Mitch paused next to the Cessna as his pilot and his ranch manager, Wally Hagan, walked around and popped open the passenger door. The first thing he saw of the New York agent was a pair of black high-heeled shoes that were attached to long, shapely legs. A sudden dryness in Mitch's throat made it difficult to swallow when bare knees and part of a thigh made an appearance.
Holding Wally's hand, the passenger finally made it out of the plane. Clearing the wing, she stepped into the sunlight and Mitch couldn't catch his breath. Rebecca Valentine was a tall woman with golden brown hair that was drawn back into a bun, except for a few wayward curls that circled her pretty face.
A smile touched her full mouth, but it was her light blue, almost gray eyes that he was drawn to. He didn't realize he'd been staring until his daughter nudged him.
"Ms Valentine...I'm Mitch Tucker," he said and held out his hand. "Welcome to Wyoming."
She had a firm handshake. "Please, call me Rebecca."
"And I'm Mitch." He quickly moved on. "This is my daughter, Greta."
She took the girl's hand. "Greta, it's good to finally meet you."
"I'm glad to meet you, too, Ms Valentine."
"Since we'll all be working together, please call me Rebecca."
Greta turned to her father and he nodded his permission.
Mitch gathered his small son in front of him. The five-year-old was already dirty and his dark curly hair unruly. "And this is Colby."
She leaned down to look in his eyes. "Hello, Colby."
Colby smiled, showing off his missing bottom tooth. "Hi, Rebecca, I'm five." He held up his spread fingers.
"My, that's old," she said. "I bet you go to school." He bobbed his head. "This year I start kindergarten." Mitch motioned to the SUV. "Well, let's take you to the house and get you settled in."
Wally helped Mitch load the suitcases and the kids climbed in back. He came around the passenger side to find Rebecca attempting to climb into the high seat. Her narrow skirt rose up dangerously, threatening Rebecca's modesty, and Mitch's sanity.
"SUVs and short skirts don't mix," she said. "I guess I didn't think about this outfit being impractical. I should have worn pants."
"Jeans might even be better," he offered. "If you'll allow me to help, we can get going."
She gasped as he scooped her up. He dropped her in the bucket seat, but not before he caught a whiff of her scent, and felt the enticing curve of her small waist.

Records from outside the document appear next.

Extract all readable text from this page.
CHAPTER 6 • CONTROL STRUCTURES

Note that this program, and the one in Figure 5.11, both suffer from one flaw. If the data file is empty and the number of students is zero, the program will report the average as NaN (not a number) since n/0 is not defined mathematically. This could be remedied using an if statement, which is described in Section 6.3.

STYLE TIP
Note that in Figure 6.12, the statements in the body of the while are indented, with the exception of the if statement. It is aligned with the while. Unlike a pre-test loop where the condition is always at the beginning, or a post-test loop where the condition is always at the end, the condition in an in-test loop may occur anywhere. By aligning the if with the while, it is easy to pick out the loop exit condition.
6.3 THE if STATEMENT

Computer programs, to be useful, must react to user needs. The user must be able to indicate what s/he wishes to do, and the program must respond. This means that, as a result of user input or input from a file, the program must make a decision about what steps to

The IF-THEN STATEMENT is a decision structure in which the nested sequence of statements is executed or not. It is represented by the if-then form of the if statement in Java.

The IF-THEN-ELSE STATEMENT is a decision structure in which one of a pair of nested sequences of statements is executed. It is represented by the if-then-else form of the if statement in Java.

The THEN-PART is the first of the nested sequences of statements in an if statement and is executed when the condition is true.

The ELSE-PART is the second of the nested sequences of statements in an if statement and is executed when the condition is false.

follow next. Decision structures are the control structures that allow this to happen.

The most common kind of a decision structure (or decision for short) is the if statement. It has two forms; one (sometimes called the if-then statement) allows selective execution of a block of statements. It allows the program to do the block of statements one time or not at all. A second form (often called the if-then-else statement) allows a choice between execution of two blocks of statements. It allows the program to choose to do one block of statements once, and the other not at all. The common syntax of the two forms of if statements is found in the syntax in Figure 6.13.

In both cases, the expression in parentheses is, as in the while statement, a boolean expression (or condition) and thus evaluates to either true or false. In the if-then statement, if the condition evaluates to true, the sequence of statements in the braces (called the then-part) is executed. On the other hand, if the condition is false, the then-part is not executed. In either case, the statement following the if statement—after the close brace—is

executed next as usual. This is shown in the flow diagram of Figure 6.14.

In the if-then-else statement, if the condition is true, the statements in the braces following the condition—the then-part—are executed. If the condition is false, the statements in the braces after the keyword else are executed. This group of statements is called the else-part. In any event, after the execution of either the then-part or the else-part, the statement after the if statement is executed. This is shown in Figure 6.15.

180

"Like I said, pants will make it easier...for all of us." He grimaced, knowing his words were too revealing.
Hell, he'd been widowed for two years. Just about anything would set him off.
The house was even more impressive close up. Rebecca eyed the small details of the fence and flowers that hung from the front porch. Mitch pulled the car into the circular drive and continued around the structure to the back.

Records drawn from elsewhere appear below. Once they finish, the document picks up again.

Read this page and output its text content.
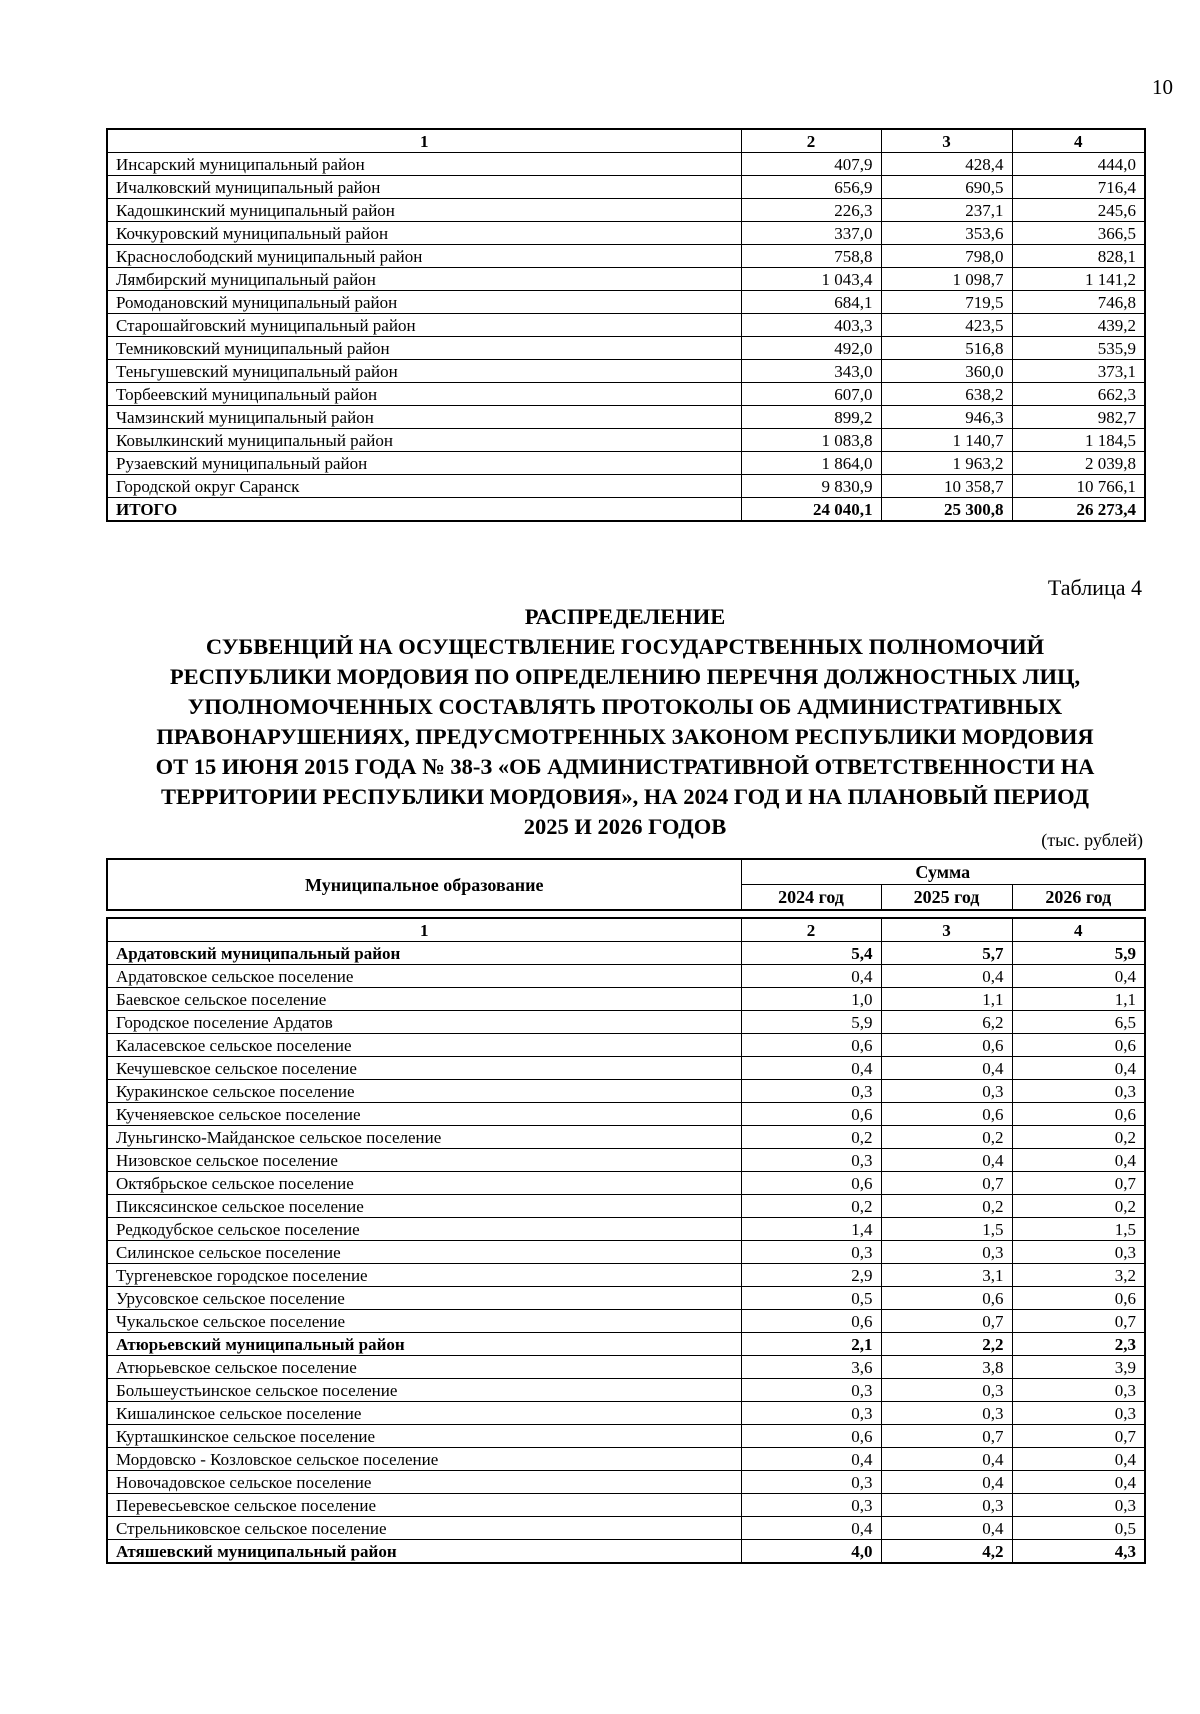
10
1	2	3	4
Инсарский муниципальный район	407,9	428,4	444,0
Ичалковский муниципальный район	656,9	690,5	716,4
Кадошкинский муниципальный район	226,3	237,1	245,6
Кочкуровский муниципальный район	337,0	353,6	366,5
Краснослободский муниципальный район	758,8	798,0	828,1
Лямбирский муниципальный район	1 043,4	1 098,7	1 141,2
Ромодановский муниципальный район	684,1	719,5	746,8
Старошайговский муниципальный район	403,3	423,5	439,2
Темниковский муниципальный район	492,0	516,8	535,9
Теньгушевский муниципальный район	343,0	360,0	373,1
Торбеевский муниципальный район	607,0	638,2	662,3
Чамзинский муниципальный район	899,2	946,3	982,7
Ковылкинский муниципальный район	1 083,8	1 140,7	1 184,5
Рузаевский муниципальный район	1 864,0	1 963,2	2 039,8
Городской округ Саранск	9 830,9	10 358,7	10 766,1
ИТОГО	24 040,1	25 300,8	26 273,4
Таблица 4
РАСПРЕДЕЛЕНИЕ
СУБВЕНЦИЙ НА ОСУЩЕСТВЛЕНИЕ ГОСУДАРСТВЕННЫХ ПОЛНОМОЧИЙ
РЕСПУБЛИКИ МОРДОВИЯ ПО ОПРЕДЕЛЕНИЮ ПЕРЕЧНЯ ДОЛЖНОСТНЫХ ЛИЦ,
УПОЛНОМОЧЕННЫХ СОСТАВЛЯТЬ ПРОТОКОЛЫ ОБ АДМИНИСТРАТИВНЫХ
ПРАВОНАРУШЕНИЯХ, ПРЕДУСМОТРЕННЫХ ЗАКОНОМ РЕСПУБЛИКИ МОРДОВИЯ
ОТ 15 ИЮНЯ 2015 ГОДА № 38-З «ОБ АДМИНИСТРАТИВНОЙ ОТВЕТСТВЕННОСТИ НА
ТЕРРИТОРИИ РЕСПУБЛИКИ МОРДОВИЯ», НА 2024 ГОД И НА ПЛАНОВЫЙ ПЕРИОД
2025 И 2026 ГОДОВ
(тыс. рублей)
Муниципальное образование	Сумма		
	2024 год	2025 год	2026 год
1	2	3	4
Ардатовский муниципальный район	5,4	5,7	5,9
Ардатовское сельское поселение	0,4	0,4	0,4
Баевское сельское поселение	1,0	1,1	1,1
Городское поселение Ардатов	5,9	6,2	6,5
Каласевское сельское поселение	0,6	0,6	0,6
Кечушевское сельское поселение	0,4	0,4	0,4
Куракинское сельское поселение	0,3	0,3	0,3
Кученяевское сельское поселение	0,6	0,6	0,6
Луньгинско-Майданское сельское поселение	0,2	0,2	0,2
Низовское сельское поселение	0,3	0,4	0,4
Октябрьское сельское поселение	0,6	0,7	0,7
Пиксясинское сельское поселение	0,2	0,2	0,2
Редкодубское сельское поселение	1,4	1,5	1,5
Силинское сельское поселение	0,3	0,3	0,3
Тургеневское городское поселение	2,9	3,1	3,2
Урусовское сельское поселение	0,5	0,6	0,6
Чукальское сельское поселение	0,6	0,7	0,7
Атюрьевский муниципальный район	2,1	2,2	2,3
Атюрьевское сельское поселение	3,6	3,8	3,9
Большеустьинское сельское поселение	0,3	0,3	0,3
Кишалинское сельское поселение	0,3	0,3	0,3
Курташкинское сельское поселение	0,6	0,7	0,7
Мордовско - Козловское сельское поселение	0,4	0,4	0,4
Новочадовское сельское поселение	0,3	0,4	0,4
Перевесьевское сельское поселение	0,3	0,3	0,3
Стрельниковское сельское поселение	0,4	0,4	0,5
Атяшевский муниципальный район	4,0	4,2	4,3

"We live pretty simply here and the back door is closer to everything," Mitch told her.
"I know," Rebecca replied. "I spent a lot of time at my grandparents', we always used the back door."

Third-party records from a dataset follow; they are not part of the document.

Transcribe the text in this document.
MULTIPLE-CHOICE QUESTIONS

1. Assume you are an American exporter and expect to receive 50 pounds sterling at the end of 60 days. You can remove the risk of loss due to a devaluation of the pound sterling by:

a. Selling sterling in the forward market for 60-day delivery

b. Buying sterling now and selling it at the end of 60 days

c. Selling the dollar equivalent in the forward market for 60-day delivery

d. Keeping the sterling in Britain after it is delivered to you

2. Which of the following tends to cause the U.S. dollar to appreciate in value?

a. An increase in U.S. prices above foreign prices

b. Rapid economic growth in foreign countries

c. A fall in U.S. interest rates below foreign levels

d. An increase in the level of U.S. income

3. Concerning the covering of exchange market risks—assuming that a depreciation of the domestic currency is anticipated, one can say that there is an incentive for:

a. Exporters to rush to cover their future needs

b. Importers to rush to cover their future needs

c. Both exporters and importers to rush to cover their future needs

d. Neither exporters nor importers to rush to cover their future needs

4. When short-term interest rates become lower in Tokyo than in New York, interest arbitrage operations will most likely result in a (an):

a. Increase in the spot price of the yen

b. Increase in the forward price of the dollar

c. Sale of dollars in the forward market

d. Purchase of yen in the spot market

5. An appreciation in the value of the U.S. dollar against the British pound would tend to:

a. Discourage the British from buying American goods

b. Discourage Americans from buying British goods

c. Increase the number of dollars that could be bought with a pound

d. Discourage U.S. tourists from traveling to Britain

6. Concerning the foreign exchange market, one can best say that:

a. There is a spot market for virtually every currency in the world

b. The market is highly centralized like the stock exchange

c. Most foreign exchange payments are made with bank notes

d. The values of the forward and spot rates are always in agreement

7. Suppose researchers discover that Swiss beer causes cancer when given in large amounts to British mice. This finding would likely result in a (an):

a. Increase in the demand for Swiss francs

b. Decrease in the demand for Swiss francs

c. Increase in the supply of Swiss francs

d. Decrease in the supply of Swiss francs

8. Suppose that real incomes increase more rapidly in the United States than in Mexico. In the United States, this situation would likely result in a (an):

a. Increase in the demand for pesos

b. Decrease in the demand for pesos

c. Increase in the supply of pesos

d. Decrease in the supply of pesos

For some reason she was just chattering away. She knew Mitch Tucker hadn't been exactly thrilled about calling in a New York company, but a good businessman should want the right promotion for his product. She just needed to convince him that she was the best person to do that for him.
Once parked, she opened the truck door and got out without any help. Mitch grabbed her bags and went up the step to the small back porch. Colorful pots filled with flowers were arranged against the house, making the place look homely and welcoming.
Mitch opened the glass-paneled door and motioned her in. She walked into a mud room with a washer and dryer; several pairs of boots were lined against one wall. She crossed another threshold into a bright yellow kitchen with maple cabinets and white-tiled counters. A trestle-table sat in front of a row of windows that overlooked a view of the ranch.
"This is lovely," she said as Mitch walked through, carrying her bags down a hall.
She started to follow him when Greta stopped her. "Yellow was my mom's favorite color," the girl said.